Verein will wachsen – aber nicht zu schnell
Bis dahin will sich Racing weiter in der Ligue 1 etabliert haben. Der Klassenverbleib, betont Keller, sei jedes Jahr erneut ein schwieriges Unterfangen und stets erstes Ziel des Vereins. Aktuell belegt der Club mit 43 Millionen Euro in der Etat-Tabelle einen Platz im unteren Mittelfeld. „Wir müssen wachsen – aber nicht zu schnell“, sagt Keller, der nach Ende seiner Profikarriere schon mal Generaldirektor bei Racing und später Sportdirektor bei AS Monaco war.

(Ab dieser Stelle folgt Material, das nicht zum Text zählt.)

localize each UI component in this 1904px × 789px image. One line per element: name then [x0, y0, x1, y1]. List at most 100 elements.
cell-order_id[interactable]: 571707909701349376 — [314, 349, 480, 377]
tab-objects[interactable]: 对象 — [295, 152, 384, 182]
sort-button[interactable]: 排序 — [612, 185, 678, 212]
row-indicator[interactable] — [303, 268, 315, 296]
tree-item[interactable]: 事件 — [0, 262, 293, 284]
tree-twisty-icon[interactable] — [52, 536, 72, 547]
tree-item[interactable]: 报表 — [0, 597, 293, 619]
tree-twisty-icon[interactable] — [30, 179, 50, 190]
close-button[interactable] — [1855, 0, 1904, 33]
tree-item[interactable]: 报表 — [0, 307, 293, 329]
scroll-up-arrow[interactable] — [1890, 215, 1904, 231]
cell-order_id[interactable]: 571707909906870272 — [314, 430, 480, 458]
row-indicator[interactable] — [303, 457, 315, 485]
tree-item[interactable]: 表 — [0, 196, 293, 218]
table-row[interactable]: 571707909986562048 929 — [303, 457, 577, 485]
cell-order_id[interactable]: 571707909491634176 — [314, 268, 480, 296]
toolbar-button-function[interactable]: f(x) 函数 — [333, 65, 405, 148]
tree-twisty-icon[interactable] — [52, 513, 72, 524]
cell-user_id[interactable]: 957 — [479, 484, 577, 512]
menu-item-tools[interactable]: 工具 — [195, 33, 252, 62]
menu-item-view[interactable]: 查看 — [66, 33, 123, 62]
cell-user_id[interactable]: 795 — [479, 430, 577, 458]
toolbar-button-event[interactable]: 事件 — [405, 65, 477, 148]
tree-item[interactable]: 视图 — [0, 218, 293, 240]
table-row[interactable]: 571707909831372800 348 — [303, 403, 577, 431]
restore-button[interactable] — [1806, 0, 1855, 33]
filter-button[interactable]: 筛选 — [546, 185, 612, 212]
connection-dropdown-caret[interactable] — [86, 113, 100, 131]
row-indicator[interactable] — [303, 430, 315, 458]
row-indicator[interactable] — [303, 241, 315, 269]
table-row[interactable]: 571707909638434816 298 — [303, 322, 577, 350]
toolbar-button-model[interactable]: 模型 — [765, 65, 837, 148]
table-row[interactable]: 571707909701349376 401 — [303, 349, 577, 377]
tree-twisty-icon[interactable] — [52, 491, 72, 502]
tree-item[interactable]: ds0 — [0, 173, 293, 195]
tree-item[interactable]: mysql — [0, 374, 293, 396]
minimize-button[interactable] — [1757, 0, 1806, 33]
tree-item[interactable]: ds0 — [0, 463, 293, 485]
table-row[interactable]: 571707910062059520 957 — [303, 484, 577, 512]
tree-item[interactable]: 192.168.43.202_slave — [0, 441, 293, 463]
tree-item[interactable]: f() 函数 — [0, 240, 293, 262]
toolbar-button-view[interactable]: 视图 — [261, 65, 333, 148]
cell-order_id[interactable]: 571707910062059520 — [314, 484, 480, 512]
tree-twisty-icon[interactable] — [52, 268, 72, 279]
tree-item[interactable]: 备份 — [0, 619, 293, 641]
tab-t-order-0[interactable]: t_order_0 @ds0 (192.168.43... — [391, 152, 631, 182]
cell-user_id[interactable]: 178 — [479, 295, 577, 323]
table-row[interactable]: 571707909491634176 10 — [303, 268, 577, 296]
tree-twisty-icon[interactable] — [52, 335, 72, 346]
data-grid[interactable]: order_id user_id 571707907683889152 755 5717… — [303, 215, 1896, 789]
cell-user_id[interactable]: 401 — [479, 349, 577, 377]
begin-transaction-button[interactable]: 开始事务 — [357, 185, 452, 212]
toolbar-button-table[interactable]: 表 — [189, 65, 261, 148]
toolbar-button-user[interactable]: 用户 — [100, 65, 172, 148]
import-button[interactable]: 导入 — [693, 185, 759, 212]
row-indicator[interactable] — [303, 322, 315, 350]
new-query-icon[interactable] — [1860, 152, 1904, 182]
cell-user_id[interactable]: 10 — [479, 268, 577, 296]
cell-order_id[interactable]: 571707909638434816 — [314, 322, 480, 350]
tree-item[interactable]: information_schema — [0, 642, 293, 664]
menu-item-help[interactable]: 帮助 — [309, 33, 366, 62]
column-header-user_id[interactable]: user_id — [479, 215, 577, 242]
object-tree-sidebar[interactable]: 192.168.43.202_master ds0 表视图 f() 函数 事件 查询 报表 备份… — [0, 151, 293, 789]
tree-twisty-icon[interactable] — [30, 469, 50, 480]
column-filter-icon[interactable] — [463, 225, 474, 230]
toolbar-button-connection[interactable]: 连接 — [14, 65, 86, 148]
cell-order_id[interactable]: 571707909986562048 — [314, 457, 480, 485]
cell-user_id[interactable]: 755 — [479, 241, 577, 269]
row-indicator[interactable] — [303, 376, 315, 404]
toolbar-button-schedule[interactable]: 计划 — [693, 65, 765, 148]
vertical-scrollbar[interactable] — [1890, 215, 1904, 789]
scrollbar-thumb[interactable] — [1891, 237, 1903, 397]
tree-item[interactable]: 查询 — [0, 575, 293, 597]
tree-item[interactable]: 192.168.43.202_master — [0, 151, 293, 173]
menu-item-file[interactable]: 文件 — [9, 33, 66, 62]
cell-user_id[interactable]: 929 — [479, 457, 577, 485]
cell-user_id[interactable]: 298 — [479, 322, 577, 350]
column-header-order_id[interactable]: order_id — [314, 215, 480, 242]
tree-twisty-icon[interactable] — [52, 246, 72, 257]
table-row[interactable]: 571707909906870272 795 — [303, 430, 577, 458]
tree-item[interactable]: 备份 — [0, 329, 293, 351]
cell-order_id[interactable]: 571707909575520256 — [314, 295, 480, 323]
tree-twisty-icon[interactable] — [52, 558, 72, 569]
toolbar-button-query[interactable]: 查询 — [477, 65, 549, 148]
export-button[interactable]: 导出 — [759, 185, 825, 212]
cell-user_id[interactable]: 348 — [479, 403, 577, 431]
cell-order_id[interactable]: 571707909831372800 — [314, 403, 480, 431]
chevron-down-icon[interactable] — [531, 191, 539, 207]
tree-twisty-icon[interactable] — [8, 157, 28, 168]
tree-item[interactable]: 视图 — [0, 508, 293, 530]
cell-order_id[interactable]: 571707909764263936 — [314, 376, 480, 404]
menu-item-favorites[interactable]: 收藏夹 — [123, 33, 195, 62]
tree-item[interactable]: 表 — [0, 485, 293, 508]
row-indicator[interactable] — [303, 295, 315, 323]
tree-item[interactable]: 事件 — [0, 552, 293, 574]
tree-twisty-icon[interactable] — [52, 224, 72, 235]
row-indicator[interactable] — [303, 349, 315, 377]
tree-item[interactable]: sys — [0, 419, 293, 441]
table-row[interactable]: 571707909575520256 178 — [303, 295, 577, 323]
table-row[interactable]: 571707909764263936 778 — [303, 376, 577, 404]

So richtig glauben können es die Straßburger selbst noch nicht, nach 2005/06 wieder europäische Luft zu schnuppern. „Das ist ja sehr schwer zu schaffen in Frankreich“, sagt Keller. Der übermächtige Hauptstadtclub Paris Saint-Germain räumte zuletzt meist in allen Wettbewerben ab. Im Ligapokal aber stolperte das Team von Thomas Tuchel in der Vorsaison am späteren Absteiger EA Guingamp – derweil Racing Lille, Marseille, Lyon und Bordeaux ausschaltete. Im Elfmeterschießen gewann Racing das Finale des „kleinen“ Pokalwettbewerbs gegen die wackeren Bretonen und schaffte so den Sprung in die Europa-Qualifikation. Eine „große Überraschung“, sagt Keller.
Nach Maccabi Haifa warf Racing in der Qualifikation auch Lokomotive Plowdiw raus. „Für uns ist das eine tolle Erfahrung, nicht nur sportlich. Sondern auch eine administrative Herausforderung, von der wir lernen“, sagt Keller. Wie die Eintracht, so nahm auch Straßburg die europäische Aufgabe mit Lust und Ernst an. „Wir haben gleich gesagt, dass wir es mit 100 Prozent probieren, in die Gruppenphase zu schaffen“, berichtet Keller.
Zwei Schritte ist Racing davon entfernt. „Frankfurt hat eine sehr gute Mannschaft“, sagt Keller über den Gegner, der im Mai im Elfmeterschießen im Halbfinale am FC Chelsea gescheitert war. Am Donnerstag lädt die Elsässer Führungsriege die hessische Club-Spitze zum Mittagessen – eine kulinarische Ouvertüre für einen sicher stimmungsvollen Abend in der Meinau. Der wird erste Anzeichen geben, ob Marc Keller bald eine weiteres „klak’eh“ anfügen kann. Dann nämlich, wenn der Einzug in die Gruppenphase gelingen sollte.